Advertisement

Protecting the Public Means Also Protecting the Accused

Share

No one wants drug dealers or prostitutes on their street corners. As their presence increases in neighborhoods across Southern California, so do the frustrations of police and residents who feel overwhelmed and under siege. Last year, a state law intended to help the situation made it a crime for people to loiter with the intent to sell drugs or to sell themselves. That way, the law’s sponsors argued, police could nab suspected hookers and dealers before, rather than after, a crime had occurred. But seven months after the law took effect, some local police complain that it is harder than ever to make a bust.

In Los Angeles, some officers and residents claim that a series of guidelines drawn up by the city attorney’s office makes enforcement of the law too cumbersome to be practical. To make a prostitution-related case under the law, for example, officers must first meet a series of requirements--including taking a full-length photo of those they arrest and documenting that the person has a history of prostitution. Many cops on the street lack the time and resources necessary to complete all the requirements.
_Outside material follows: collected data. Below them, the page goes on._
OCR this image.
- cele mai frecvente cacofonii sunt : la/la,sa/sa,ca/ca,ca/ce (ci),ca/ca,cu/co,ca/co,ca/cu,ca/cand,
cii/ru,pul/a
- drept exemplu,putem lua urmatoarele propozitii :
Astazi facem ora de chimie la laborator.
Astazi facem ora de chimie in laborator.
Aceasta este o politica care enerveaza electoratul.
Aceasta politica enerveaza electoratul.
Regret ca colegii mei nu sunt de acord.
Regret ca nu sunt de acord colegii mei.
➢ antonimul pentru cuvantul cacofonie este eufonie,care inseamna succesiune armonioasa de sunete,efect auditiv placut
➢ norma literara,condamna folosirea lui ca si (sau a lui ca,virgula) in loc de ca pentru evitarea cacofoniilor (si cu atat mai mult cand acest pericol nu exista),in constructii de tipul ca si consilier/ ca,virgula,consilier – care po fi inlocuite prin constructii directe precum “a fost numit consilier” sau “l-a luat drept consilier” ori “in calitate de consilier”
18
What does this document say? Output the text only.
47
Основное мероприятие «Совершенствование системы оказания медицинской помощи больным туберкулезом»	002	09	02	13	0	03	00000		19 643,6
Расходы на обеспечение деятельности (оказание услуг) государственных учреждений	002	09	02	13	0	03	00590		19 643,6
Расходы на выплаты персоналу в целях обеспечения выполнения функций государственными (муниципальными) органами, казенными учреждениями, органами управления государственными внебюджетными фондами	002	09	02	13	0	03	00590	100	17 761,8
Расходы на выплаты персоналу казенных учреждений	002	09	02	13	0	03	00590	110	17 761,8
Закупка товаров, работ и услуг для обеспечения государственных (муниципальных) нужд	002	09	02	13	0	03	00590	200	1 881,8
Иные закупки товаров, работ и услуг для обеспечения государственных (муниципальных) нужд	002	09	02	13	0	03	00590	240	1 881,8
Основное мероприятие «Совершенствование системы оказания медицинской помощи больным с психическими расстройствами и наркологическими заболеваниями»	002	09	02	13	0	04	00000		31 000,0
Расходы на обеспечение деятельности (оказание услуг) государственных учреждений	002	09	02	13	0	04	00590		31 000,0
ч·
Some police divisions--such as Hollywood and Rampart--are able to take full advantage of the law because they have special units and extra officers devoted to cracking down on prostitution and drug dealing. Other divisions, meanwhile, have seen their vice units dwindle as officers are put instead on regular patrol assignments. Some point to looser guidelines in Long Beach, which requires only that officers see a suspected prostitute loitering and engaging in activity consistent with soliciting, such as repeatedly beckoning and stopping passersby.

Advertisement

Easing the restrictions is not the answer. From its inception, the law by Assemblyman Richard Katz (D-Sylmar) has been problematic because it essentially criminalizes an otherwise legal activity: loitering. The U.S. Supreme Court has ruled that loitering can only be considered an illegal activity if it has a sinister purpose, such as waiting for the opportunity to commit a crime. Proving that someone committed a crime is tough enough. Proving that someone was about to commit a crime is even tougher.

The American Civil Liberties Union and others predicted the law could have dangerous effects. People could be singled out because of their clothes. Or their friends. Or their ethnicity. One assemblywoman who argued against the bill said she was stopped by police in an airport parking lot and accused of prostitution late one night because she is black. To its credit, the law outlines the specific conditions under which arrests can be made. For instance, loitering must be accompanied by other activities that are generally associated with drug dealing or prostitution, such as repeatedly waving down cars or passersby. Even so, some cities remain nervous that the law would not stand up if challenged in court. San Francisco uses the law only in conjunction with its long-standing--and constitutionally secure--public nuisance ordinance.

But as one of the primary authors of the bill, the city attorney’s office has a stake in making sure the law succeeds. The guidelines it established are designed to prevent the kind of abuses feared by the ACLU and others and to keep the law’s application focused enough to stave off a legal challenge. On a practical level, the guidelines ensure that cases are solid and based on more than just the gut feelings of police. Perhaps some of the disappointment in the law stems from overblown expectations. Many officers and residents were sold on the law as a magic bullet to clean up the streets. But it remains just one of many tools at the disposal of officers. Although designed to protect the public, those tools must also protect the rights of the accused. However cumbersome, the guidelines should remain intact. Cutting constitutional corners is no way to keep our street corners safe.